European Union foreign ministers were meeting on Tuesday to discuss further penalties against Russia, but the most they are expected to do is to speed up implementation of sanctions against individuals, and possibly companies, agreed in principle last week before the plane was brought down.
France said it would deliver a second helicopter carrier to Russia despite opposition from Britain and France, highlighting the difficulties in reaching an agreement on a response from Western powers.
Diplomats say more serious sanctions against whole sectors of the Russian economy will depend largely on the line taken by the Dutch, because of the high number of Dutch victims.
At the United Nations, the Security Council unanimously adopted a resolution on Monday demanding those responsible “be held to account and that all states cooperate fully with efforts to establish accountability”.
It also demanded that armed groups allow “safe, secure, full and unrestricted access” to the crash site.
Putin noted an increased use of language of “ultimatums and sanctions” towards Russia and called for more dialogue with the West.
Access
US president Barack Obama said it was time for Putin and Russia “to pivot away from the strategy that they’ve been taking and get serious about trying to resolve hostilities within Ukraine.”
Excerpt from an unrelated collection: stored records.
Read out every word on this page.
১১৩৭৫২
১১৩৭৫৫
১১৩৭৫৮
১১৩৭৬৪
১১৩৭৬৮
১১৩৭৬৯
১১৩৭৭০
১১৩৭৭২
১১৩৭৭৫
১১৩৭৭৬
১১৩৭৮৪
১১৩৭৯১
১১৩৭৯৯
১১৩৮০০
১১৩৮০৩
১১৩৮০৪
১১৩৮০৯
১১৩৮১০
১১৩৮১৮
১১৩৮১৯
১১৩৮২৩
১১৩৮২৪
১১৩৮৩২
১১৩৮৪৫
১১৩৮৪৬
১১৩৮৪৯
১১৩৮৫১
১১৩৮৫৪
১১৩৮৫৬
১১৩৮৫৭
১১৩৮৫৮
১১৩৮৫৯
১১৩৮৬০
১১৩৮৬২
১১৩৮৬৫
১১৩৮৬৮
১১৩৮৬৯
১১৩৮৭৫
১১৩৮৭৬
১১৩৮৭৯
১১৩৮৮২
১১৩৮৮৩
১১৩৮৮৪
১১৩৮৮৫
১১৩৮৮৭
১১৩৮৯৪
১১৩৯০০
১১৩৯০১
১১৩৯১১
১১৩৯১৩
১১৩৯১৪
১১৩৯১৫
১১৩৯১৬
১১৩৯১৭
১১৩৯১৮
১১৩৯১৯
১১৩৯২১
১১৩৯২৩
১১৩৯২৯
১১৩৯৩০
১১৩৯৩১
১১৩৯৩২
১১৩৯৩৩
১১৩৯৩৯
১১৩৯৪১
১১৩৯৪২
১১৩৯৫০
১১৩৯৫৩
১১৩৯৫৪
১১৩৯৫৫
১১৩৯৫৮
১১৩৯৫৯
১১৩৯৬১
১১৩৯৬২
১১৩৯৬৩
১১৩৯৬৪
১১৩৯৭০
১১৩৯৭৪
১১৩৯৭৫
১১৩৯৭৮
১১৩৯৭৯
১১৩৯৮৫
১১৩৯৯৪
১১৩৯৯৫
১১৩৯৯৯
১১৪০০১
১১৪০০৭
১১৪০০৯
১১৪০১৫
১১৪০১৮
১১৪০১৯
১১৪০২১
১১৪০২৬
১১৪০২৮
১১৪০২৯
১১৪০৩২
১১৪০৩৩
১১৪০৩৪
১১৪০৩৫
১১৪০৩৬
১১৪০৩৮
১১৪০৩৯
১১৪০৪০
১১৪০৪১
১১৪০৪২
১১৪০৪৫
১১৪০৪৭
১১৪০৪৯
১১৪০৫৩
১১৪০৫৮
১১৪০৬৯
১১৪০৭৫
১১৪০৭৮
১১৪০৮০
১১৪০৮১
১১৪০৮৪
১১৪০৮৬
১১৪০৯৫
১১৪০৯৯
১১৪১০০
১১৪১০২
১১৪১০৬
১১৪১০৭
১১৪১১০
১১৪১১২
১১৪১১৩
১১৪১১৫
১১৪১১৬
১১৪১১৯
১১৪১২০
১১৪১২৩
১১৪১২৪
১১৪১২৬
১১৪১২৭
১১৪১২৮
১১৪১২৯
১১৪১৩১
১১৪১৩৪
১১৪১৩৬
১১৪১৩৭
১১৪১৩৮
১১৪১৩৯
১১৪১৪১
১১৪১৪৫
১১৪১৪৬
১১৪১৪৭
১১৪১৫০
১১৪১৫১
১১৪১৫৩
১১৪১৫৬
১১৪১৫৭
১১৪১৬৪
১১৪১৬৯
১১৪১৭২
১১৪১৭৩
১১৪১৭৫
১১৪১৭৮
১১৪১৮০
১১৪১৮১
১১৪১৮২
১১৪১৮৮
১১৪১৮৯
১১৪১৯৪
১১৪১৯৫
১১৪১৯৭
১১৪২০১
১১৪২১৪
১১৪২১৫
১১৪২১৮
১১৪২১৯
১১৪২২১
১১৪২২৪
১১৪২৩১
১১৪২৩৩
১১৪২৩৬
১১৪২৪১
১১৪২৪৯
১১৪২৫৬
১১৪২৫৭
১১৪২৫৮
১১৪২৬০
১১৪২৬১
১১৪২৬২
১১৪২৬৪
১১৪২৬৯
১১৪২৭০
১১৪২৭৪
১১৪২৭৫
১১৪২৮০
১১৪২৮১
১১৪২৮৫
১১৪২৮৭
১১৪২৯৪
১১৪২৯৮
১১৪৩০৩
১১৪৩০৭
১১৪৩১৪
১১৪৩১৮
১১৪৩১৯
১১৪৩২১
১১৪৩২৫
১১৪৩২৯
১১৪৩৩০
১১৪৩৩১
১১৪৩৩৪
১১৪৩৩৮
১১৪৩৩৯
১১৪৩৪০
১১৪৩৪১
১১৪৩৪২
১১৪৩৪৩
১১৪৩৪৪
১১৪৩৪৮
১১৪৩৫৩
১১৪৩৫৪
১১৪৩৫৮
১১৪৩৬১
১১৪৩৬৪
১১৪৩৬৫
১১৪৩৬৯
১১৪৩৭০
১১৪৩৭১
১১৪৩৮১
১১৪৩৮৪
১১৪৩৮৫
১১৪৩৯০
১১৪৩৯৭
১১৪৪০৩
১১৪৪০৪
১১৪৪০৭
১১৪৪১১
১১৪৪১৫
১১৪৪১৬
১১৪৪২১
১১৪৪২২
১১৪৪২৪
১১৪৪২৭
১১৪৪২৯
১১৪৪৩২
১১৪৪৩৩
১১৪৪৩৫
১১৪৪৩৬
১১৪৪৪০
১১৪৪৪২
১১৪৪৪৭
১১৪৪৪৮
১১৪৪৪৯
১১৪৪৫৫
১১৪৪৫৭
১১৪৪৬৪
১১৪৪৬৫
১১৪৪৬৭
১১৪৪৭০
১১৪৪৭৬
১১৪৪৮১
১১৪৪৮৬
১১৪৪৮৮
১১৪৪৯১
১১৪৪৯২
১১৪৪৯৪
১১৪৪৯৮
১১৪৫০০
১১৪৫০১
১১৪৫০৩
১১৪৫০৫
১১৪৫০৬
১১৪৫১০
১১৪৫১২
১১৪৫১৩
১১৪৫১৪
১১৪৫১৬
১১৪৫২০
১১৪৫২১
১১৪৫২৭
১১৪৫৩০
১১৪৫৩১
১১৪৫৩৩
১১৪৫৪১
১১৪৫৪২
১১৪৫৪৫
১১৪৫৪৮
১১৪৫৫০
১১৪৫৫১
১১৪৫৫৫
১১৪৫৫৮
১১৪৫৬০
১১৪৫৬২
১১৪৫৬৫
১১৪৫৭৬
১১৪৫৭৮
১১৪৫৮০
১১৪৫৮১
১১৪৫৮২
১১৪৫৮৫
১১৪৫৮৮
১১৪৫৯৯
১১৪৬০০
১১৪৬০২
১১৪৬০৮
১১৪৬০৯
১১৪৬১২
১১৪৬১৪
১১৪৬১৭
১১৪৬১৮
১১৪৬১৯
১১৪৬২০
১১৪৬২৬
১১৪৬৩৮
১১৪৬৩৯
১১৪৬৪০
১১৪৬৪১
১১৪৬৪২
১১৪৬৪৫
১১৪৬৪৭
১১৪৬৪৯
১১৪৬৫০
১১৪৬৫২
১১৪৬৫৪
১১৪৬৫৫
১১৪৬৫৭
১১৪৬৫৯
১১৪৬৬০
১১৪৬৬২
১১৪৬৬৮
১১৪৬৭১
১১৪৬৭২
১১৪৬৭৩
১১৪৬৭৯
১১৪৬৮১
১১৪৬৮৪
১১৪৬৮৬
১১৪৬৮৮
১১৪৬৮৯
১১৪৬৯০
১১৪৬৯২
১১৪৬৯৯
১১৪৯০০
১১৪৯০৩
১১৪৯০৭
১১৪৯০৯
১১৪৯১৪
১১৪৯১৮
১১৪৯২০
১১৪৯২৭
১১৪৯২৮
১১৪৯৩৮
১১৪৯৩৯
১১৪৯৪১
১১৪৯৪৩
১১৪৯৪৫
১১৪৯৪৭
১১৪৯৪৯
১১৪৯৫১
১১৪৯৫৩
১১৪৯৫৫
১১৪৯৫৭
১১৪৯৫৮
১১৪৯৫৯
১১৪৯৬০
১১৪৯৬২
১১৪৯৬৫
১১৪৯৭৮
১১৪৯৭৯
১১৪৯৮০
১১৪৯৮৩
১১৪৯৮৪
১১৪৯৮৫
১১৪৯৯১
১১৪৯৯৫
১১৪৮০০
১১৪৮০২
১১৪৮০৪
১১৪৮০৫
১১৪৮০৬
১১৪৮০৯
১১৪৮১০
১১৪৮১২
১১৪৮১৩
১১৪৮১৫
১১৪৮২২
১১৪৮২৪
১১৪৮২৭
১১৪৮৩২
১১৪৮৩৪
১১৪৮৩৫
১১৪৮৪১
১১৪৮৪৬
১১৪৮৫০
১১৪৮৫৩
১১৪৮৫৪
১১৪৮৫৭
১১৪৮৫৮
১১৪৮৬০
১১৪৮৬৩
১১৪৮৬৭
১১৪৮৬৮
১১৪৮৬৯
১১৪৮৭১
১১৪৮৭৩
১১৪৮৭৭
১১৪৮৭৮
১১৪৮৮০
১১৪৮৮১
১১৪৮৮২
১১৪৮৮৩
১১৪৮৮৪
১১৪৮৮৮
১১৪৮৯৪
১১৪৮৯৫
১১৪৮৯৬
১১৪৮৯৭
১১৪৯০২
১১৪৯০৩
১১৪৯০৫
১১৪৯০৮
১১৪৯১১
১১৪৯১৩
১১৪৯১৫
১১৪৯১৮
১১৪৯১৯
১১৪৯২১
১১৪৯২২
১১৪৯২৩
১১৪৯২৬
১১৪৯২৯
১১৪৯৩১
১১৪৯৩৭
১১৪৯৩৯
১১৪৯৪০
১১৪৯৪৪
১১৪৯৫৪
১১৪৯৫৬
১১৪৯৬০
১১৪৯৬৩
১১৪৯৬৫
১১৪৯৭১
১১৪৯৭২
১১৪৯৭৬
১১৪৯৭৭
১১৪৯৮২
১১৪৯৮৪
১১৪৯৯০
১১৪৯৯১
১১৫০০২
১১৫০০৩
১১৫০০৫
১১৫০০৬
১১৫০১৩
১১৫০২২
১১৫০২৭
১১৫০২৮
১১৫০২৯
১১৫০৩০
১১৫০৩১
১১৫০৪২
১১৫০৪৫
He said Russia had a direct responsibility to compel separatists to cooperate with the investigation.
European security monitors said gunmen stopped them inspecting the site on Friday and Ukrainian officials have said separatists tampered with evidence at the crash site.
But the spokesman for the European security monitors said they had unfettered access on Monday, and a Dutch victims identification team was allowed to inspect the storage of the bodies in refrigerated rail cars before they left for Kharkiv.
The Malaysian crash experts walked through the wheat fields by the wreckage, making notes and taking photographs on Tuesday.
Russia’s Defence Ministry has challenged Western accusations that pro-Russian separatists were responsible for shooting down the airliner and said Ukrainian warplanes had flown close to it.
The ministry also rejected accusations that Russia had supplied the rebels with SA-11 Buk anti-aircraft missile systems - the weapon said by Kiev and the West to have downed the airliner - “or any other weapons”.